Au Maroc, l’activité du microcrédit est régie par la loi 18/97 dans le cadre des associations. Cependant, cette loi est jugée aujourd’hui restrictive sur le plan réglementaire puisque les associations ne sont pas autorisées à collecter de l’épargne sachant que le taux de bancarisation de la population défavorisée reste très faible.
Les associations de microcrédit (AMC) au Maroc suffisamment rentables et en stade final de développement clament aujourd’hui pour se glisser dans le système financier formel en changeant de statut (statut de banque ou de société de financement).

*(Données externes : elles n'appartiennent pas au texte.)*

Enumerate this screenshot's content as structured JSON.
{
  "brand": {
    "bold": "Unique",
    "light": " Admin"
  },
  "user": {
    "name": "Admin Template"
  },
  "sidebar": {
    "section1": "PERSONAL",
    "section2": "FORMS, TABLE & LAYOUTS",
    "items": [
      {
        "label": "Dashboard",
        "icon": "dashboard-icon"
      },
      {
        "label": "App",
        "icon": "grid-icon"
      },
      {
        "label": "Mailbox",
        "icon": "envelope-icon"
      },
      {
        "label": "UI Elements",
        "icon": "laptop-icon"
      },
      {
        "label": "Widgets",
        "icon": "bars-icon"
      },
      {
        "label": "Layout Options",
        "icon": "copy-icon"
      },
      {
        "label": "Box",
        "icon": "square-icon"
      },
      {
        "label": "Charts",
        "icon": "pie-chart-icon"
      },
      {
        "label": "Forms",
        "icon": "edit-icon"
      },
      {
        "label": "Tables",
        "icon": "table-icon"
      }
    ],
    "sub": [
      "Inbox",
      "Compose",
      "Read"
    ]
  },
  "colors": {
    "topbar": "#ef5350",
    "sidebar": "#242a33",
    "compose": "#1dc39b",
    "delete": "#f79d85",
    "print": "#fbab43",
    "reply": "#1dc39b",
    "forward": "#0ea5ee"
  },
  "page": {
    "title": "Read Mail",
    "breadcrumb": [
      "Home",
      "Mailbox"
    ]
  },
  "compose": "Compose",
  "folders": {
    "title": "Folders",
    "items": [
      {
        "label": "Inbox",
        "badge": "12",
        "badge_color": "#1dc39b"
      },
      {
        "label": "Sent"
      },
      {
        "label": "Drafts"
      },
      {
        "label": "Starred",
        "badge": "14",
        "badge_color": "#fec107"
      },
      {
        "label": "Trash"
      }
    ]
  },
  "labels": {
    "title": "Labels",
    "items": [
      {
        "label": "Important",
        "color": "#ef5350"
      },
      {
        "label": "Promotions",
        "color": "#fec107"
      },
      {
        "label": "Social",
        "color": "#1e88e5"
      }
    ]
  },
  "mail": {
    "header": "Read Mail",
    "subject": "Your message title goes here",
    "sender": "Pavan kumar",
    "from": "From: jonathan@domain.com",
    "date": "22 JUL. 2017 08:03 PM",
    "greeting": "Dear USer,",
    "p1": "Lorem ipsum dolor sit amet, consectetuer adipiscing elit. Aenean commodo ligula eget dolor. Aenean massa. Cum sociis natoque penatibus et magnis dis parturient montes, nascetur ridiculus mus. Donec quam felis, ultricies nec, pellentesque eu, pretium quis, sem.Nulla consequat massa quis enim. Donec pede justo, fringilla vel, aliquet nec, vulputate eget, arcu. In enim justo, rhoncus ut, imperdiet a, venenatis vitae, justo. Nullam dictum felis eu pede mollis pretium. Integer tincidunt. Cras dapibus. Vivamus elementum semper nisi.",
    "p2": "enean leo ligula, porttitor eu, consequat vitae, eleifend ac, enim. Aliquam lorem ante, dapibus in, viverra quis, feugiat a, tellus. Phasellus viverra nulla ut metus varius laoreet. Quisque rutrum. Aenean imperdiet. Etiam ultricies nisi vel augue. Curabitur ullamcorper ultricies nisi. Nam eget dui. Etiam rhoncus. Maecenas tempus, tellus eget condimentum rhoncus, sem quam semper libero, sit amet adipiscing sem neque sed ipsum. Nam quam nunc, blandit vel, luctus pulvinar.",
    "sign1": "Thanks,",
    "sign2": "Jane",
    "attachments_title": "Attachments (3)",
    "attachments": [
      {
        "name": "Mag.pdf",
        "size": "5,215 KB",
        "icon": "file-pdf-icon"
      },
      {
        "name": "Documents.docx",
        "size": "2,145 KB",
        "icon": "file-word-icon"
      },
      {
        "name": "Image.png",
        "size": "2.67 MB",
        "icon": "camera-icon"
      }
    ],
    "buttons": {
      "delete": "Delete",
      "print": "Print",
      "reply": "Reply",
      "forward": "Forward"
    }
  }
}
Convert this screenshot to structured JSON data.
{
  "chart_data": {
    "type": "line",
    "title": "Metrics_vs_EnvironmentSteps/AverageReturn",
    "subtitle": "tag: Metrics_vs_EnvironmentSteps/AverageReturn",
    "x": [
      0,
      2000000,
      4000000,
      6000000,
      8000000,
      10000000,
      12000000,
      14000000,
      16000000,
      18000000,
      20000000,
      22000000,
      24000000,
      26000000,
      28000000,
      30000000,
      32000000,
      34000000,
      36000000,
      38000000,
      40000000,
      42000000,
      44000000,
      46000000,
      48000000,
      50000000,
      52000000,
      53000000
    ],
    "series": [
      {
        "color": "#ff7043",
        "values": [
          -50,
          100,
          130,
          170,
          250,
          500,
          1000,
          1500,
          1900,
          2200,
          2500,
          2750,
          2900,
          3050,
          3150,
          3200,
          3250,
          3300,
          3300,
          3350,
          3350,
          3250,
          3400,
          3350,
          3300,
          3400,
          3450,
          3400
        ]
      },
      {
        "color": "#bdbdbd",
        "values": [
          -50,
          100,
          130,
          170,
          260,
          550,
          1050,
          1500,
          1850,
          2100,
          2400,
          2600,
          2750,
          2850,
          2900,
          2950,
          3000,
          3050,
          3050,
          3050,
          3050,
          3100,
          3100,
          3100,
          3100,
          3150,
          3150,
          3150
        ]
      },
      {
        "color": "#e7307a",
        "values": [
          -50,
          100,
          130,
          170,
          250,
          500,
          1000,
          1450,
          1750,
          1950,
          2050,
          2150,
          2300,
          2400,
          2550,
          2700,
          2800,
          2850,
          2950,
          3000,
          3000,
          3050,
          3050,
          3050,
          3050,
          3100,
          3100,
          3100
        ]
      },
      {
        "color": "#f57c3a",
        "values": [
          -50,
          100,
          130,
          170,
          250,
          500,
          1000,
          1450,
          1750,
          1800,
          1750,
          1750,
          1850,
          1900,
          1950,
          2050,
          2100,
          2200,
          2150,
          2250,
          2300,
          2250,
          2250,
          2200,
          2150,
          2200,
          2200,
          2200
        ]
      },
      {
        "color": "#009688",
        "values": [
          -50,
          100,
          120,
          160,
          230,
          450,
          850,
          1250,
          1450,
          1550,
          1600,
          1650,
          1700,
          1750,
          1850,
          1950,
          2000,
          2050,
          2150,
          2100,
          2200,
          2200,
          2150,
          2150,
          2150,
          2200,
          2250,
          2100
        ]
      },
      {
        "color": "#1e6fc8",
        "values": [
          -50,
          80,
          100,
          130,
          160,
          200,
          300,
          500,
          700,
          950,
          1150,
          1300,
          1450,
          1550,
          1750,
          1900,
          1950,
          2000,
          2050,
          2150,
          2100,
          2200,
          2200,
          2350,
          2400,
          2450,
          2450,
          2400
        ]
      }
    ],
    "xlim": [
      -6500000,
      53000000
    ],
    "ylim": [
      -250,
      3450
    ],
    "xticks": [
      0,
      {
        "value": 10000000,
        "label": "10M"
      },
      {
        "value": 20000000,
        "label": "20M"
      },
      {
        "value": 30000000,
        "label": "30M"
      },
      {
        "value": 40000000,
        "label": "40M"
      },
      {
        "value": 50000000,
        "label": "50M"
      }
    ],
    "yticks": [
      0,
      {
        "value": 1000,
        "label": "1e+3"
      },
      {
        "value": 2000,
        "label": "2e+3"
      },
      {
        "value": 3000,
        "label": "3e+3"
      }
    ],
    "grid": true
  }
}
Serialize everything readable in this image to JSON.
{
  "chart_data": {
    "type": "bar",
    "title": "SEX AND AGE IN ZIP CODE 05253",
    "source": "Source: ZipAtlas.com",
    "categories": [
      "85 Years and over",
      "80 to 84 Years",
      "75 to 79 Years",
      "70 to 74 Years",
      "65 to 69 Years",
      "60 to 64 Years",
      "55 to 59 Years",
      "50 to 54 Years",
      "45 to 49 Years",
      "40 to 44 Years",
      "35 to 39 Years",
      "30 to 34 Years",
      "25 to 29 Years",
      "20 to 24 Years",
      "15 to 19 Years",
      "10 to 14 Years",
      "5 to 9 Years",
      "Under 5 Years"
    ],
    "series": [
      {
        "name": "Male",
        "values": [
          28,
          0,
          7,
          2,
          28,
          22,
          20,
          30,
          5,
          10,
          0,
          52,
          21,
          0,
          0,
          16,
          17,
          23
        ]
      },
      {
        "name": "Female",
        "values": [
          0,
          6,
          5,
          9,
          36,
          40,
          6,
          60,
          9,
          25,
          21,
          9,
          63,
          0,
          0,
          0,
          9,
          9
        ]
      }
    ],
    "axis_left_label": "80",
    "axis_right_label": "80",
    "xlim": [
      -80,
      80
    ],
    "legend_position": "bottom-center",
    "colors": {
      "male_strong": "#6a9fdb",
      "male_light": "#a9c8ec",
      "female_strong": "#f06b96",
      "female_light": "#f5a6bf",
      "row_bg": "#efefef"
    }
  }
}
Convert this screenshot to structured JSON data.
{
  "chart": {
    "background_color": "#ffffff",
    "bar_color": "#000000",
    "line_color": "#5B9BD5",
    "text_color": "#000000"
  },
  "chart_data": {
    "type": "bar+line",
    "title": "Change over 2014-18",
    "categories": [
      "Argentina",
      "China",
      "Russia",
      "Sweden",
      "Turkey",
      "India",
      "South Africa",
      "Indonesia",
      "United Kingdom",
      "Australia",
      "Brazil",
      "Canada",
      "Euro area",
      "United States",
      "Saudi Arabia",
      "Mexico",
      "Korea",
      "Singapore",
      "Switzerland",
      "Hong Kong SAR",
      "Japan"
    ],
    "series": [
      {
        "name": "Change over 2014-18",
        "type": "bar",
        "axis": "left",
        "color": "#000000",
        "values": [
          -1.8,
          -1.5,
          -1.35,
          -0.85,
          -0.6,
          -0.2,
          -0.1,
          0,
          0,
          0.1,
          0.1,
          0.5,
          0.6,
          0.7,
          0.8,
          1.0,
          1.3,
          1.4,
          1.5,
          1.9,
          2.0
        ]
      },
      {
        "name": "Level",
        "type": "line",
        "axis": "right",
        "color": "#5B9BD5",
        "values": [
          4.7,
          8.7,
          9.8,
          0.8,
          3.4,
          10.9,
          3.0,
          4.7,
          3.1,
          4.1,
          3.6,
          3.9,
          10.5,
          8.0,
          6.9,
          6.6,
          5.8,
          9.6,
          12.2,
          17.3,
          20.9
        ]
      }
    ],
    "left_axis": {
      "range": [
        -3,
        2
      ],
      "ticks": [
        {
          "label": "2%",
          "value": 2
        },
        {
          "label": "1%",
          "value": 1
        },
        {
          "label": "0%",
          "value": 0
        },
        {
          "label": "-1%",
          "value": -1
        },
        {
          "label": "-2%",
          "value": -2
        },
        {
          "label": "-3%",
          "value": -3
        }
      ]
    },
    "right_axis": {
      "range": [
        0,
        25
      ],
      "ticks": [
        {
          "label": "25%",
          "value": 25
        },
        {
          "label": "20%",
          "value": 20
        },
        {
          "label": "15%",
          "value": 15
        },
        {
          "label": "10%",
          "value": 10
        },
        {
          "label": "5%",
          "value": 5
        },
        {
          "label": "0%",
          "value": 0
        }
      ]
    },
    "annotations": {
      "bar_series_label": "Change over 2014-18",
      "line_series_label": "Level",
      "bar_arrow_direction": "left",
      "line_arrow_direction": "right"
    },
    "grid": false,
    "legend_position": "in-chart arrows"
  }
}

Toutefois, Si elles sont appelées à faire évoluer leur statut en sociétés de financement, toutes les AMC ne disposent pas forcément des assises financières comparables à celles des banques. Ces dernières garantissent leurs crédits via des sûretés personnelles ou réelles, alors que les AMC ne peuvent compter que sur la garantie solidaire d’un groupe d’emprunteurs.
Par ailleurs, sur treize AMC, seules cinq d’entre elles (Al Amana, Zakoura, Ardi, Fondep et La Fondation Banque Populaire) ont la capacité de se convertir.
Et les avantages pour les banques résultant de cette transformation des AMC ?
Selon le représentant du Fonds international de garantie, les banques vont chercher à compenser une partie des pertes en redirigeant une fraction de leurs investissements vers le microcrédit, avec quelques produits spéculatifs.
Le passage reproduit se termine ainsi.